Russia has started pulling its forces out of Syria, with first warplanes heading home from the air base in Hemeimeem. The withdrawal started less than a day after it was announced by the Kremlin chief Vladimir Putin.
Russian media showed pictures of soldiers in Syria loading military equipment into transport planes on Tuesday.
Several military jets, including a Tu-154 transporter and Su-34 bombers, have already left the Middle Eastern country and headed to "their permanent bases on the territory of the Russian Federation," the Russian Ministry of Defense said in a statement.
Other groups areexpected to follow,
embarking on a 5.000 kilometers (3.100 miles) journey between Hemeimeem and bases in Russia.
"Every group would have a 'leader,' a military transport plane (…) carrying engineers, technical personal and technical material, which would be followed by warplanes of different types," the ministry said in a press release.
The pullout wasfirst announced
on Monday, in a surprise move by Russian President Putin.
In televised comments, Putin said that the Russian military's task in Syria has been completed "as a whole" and that "the main part" of Kremlin's forces is set to return home.

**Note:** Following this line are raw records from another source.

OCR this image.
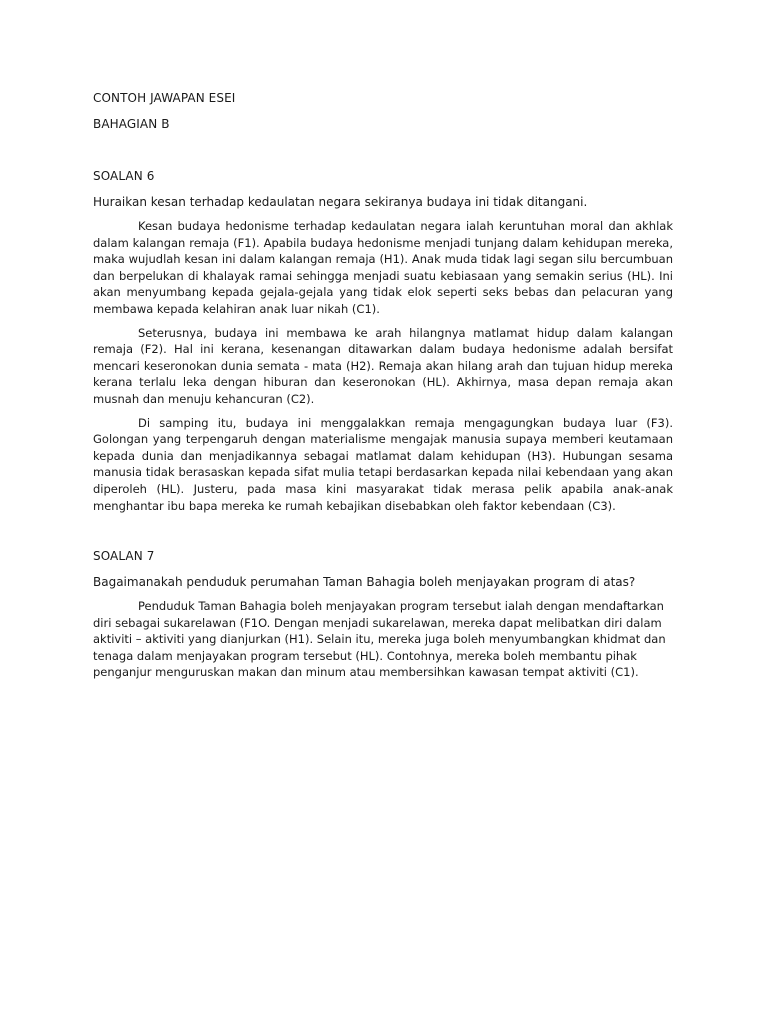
CONTOH JAWAPAN ESEI

BAHAGIAN B

SOALAN 6

Huraikan kesan terhadap kedaulatan negara sekiranya budaya ini tidak ditangani.

Kesan budaya hedonisme terhadap kedaulatan negara ialah keruntuhan moral dan akhlak dalam kalangan remaja (F1). Apabila budaya hedonisme menjadi tunjang dalam kehidupan mereka, maka wujudlah kesan ini dalam kalangan remaja (H1). Anak muda tidak lagi segan silu bercumbuan dan berpelukan di khalayak ramai sehingga menjadi suatu kebiasaan yang semakin serius (HL). Ini akan menyumbang kepada gejala-gejala yang tidak elok seperti seks bebas dan pelacuran yang membawa kepada kelahiran anak luar nikah (C1).

Seterusnya, budaya ini membawa ke arah hilangnya matlamat hidup dalam kalangan remaja (F2). Hal ini kerana, kesenangan ditawarkan dalam budaya hedonisme adalah bersifat mencari keseronokan dunia semata - mata (H2). Remaja akan hilang arah dan tujuan hidup mereka kerana terlalu leka dengan hiburan dan keseronokan (HL). Akhirnya, masa depan remaja akan musnah dan menuju kehancuran (C2).

Di samping itu, budaya ini menggalakkan remaja mengagungkan budaya luar (F3). Golongan yang terpengaruh dengan materialisme mengajak manusia supaya memberi keutamaan kepada dunia dan menjadikannya sebagai matlamat dalam kehidupan (H3). Hubungan sesama manusia tidak berasaskan kepada sifat mulia tetapi berdasarkan kepada nilai kebendaan yang akan diperoleh (HL). Justeru, pada masa kini masyarakat tidak merasa pelik apabila anak-anak menghantar ibu bapa mereka ke rumah kebajikan disebabkan oleh faktor kebendaan (C3).

SOALAN 7

Bagaimanakah penduduk perumahan Taman Bahagia boleh menjayakan program di atas?

Penduduk Taman Bahagia boleh menjayakan program tersebut ialah dengan mendaftarkan diri sebagai sukarelawan (F1O. Dengan menjadi sukarelawan, mereka dapat melibatkan diri dalam aktiviti – aktiviti yang dianjurkan (H1). Selain itu, mereka juga boleh menyumbangkan khidmat dan tenaga dalam menjayakan program tersebut (HL). Contohnya, mereka boleh membantu pihak penganjur menguruskan makan dan minum atau membersihkan kawasan tempat aktiviti (C1).
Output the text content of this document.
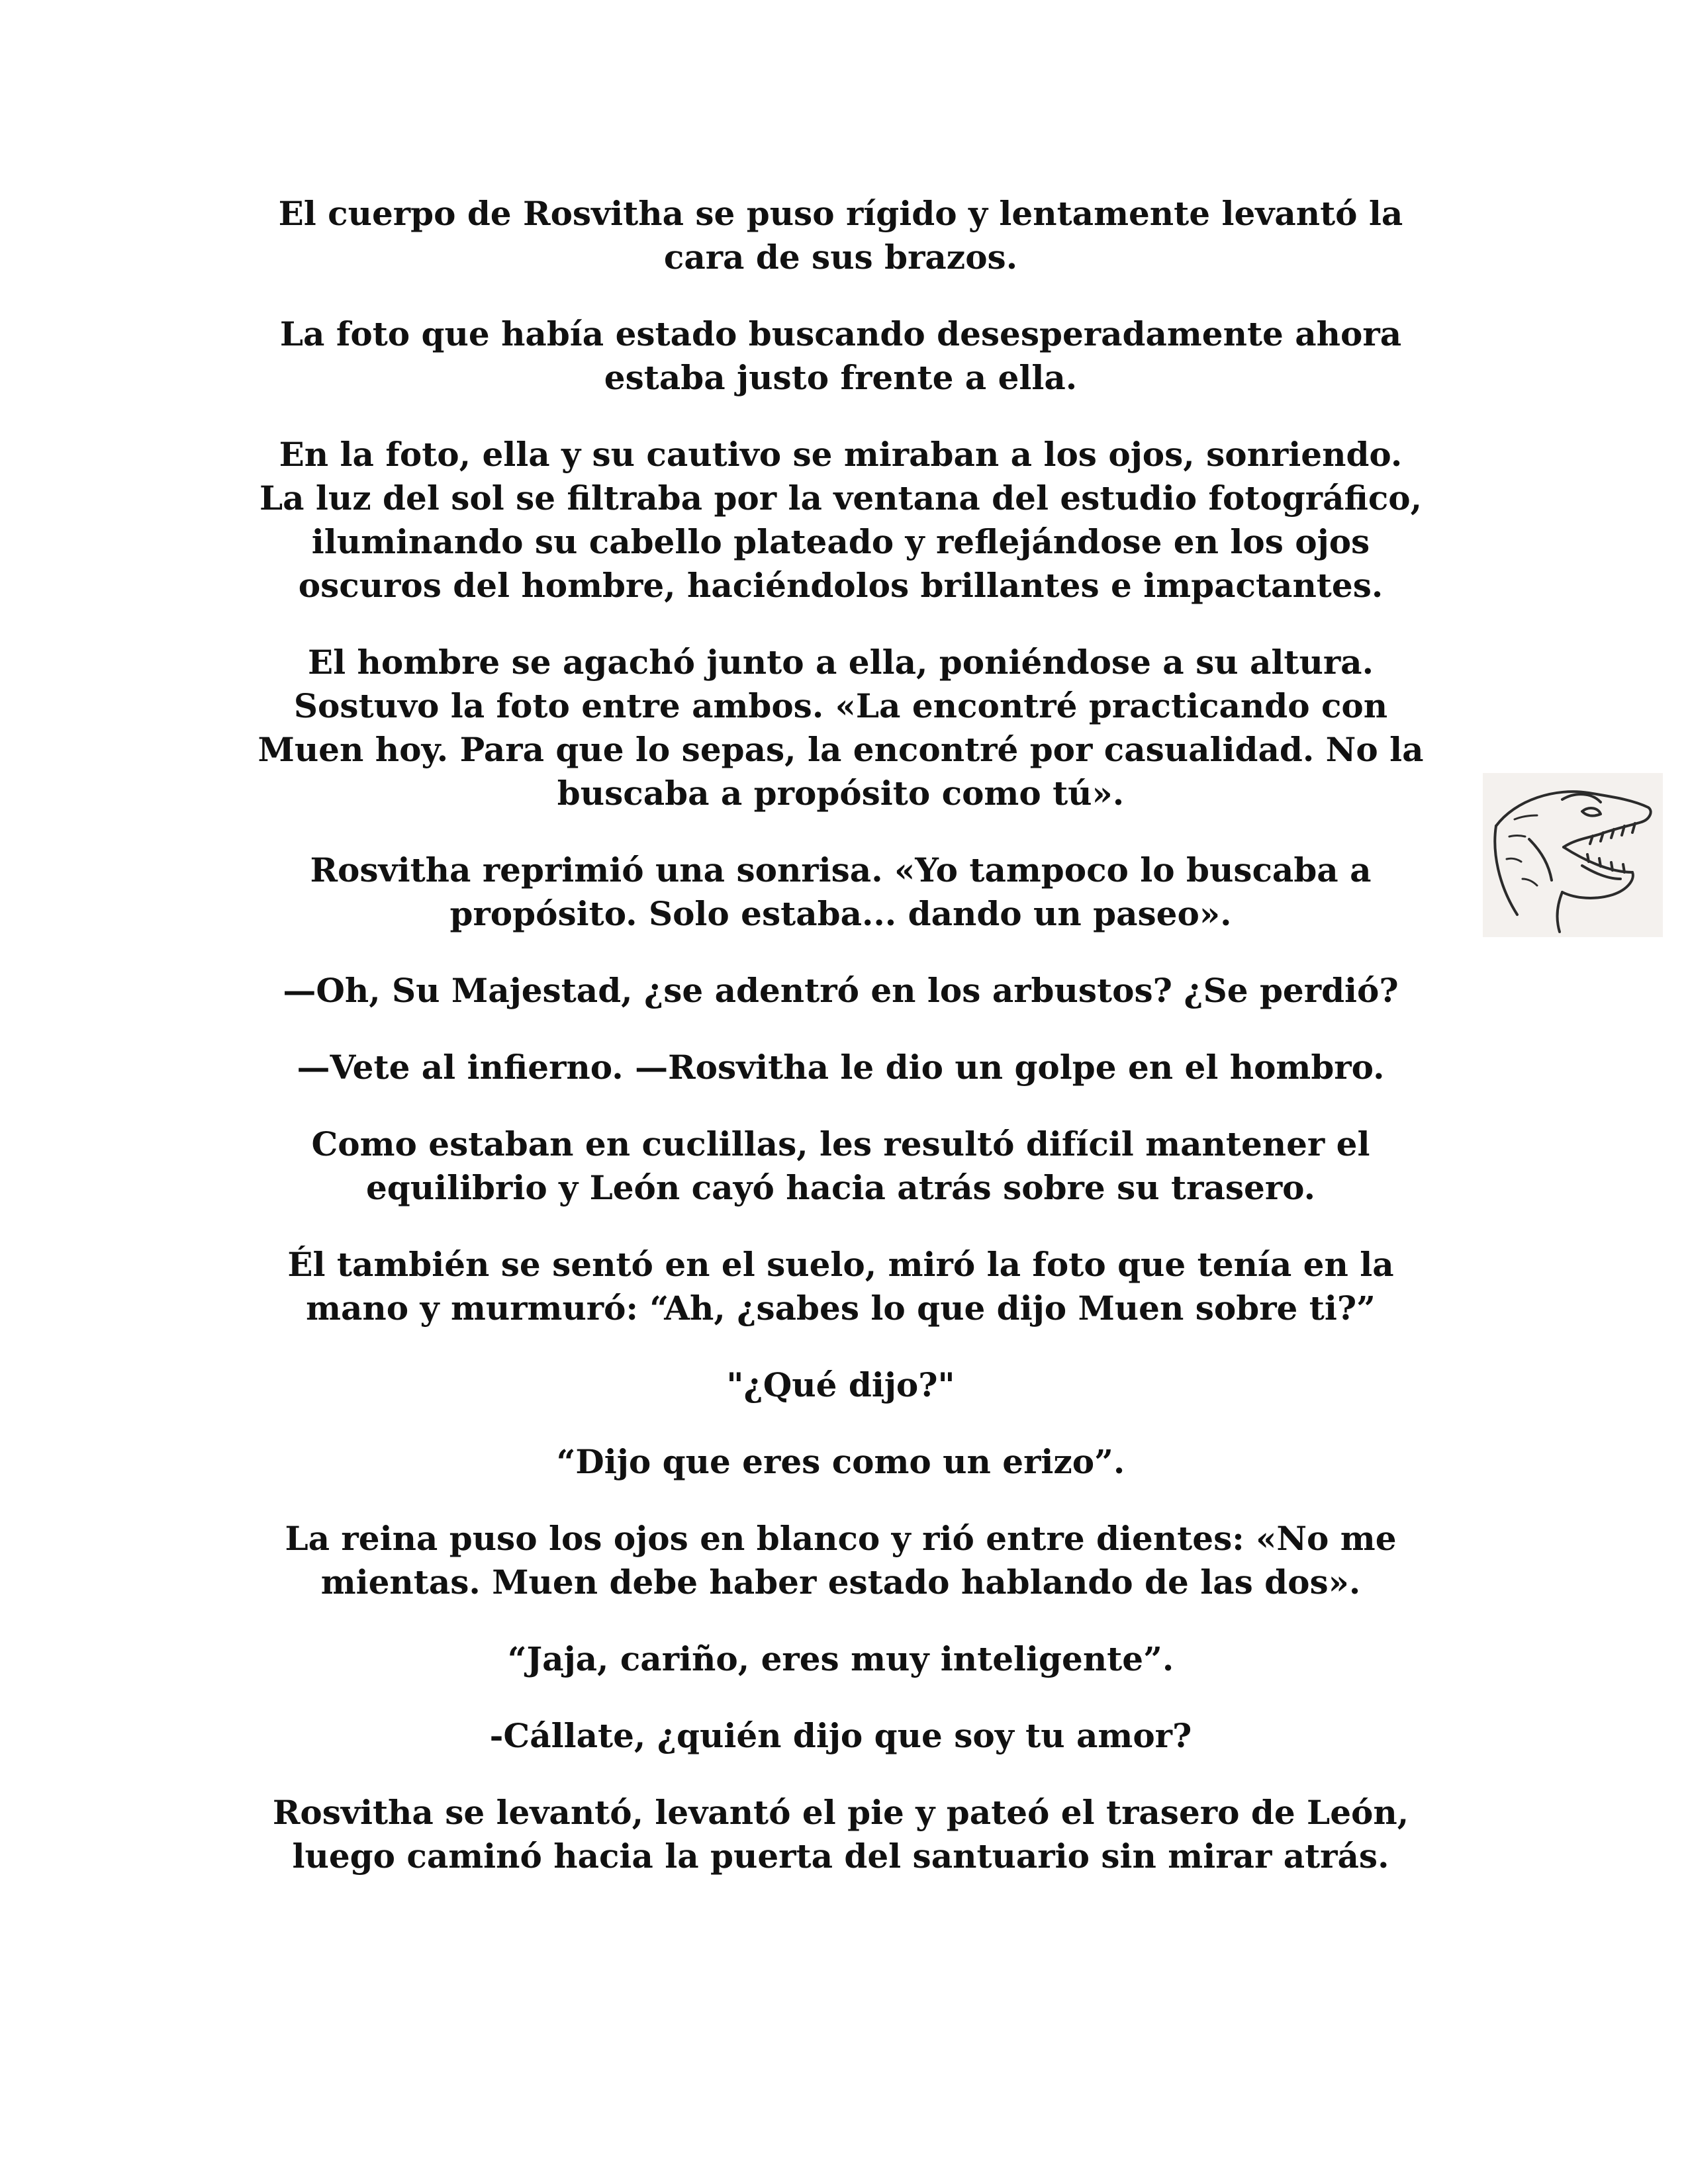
El cuerpo de Rosvitha se puso rígido y lentamente levantó la
cara de sus brazos.

La foto que había estado buscando desesperadamente ahora
estaba justo frente a ella.

En la foto, ella y su cautivo se miraban a los ojos, sonriendo.
La luz del sol se filtraba por la ventana del estudio fotográfico,
iluminando su cabello plateado y reflejándose en los ojos
oscuros del hombre, haciéndolos brillantes e impactantes.

El hombre se agachó junto a ella, poniéndose a su altura.
Sostuvo la foto entre ambos. «La encontré practicando con
Muen hoy. Para que lo sepas, la encontré por casualidad. No la
buscaba a propósito como tú».

Rosvitha reprimió una sonrisa. «Yo tampoco lo buscaba a
propósito. Solo estaba... dando un paseo».

—Oh, Su Majestad, ¿se adentró en los arbustos? ¿Se perdió?

—Vete al infierno. —Rosvitha le dio un golpe en el hombro.

Como estaban en cuclillas, les resultó difícil mantener el
equilibrio y León cayó hacia atrás sobre su trasero.

Él también se sentó en el suelo, miró la foto que tenía en la
mano y murmuró: “Ah, ¿sabes lo que dijo Muen sobre ti?”

"¿Qué dijo?"

“Dijo que eres como un erizo”.

La reina puso los ojos en blanco y rió entre dientes: «No me
mientas. Muen debe haber estado hablando de las dos».

“Jaja, cariño, eres muy inteligente”.

-Cállate, ¿quién dijo que soy tu amor?

Rosvitha se levantó, levantó el pie y pateó el trasero de León,
luego caminó hacia la puerta del santuario sin mirar atrás.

'Nobody has ruled out' military action
On Tuesday, a high-ranking lawmaker of Putin's United Russia Party said that Moscow would continue its involvement into Syrian political process.
It would be "conducted by Russian diplomats in active cooperation with partners in Syria and abroad, an we will also participate in ceasefire monitoring and distribution of aid to the population," said deputy-speaker of the Russian parliament Sergey Zheleznyak.
He added that Russia would maintain its naval and areal base in Syria and that "nobody has ruled out the possibility of our action, if necessary."
The Kremlin has yet to announce how many soldiers it intends to keep on Syrian territory. Head of the defense committee in Russia's upper house of parliament, Viktor Ozerov, said Tuesday that he estimated about 1,000 troops would stay behind, including military trainers. Russia may also keep their advanced anti-aircraft S-400 missile system "for a certain amount of time," he said.
Russia started its bombing campaign in September last year, helping the Syrian regime to turn the tide against the rebels.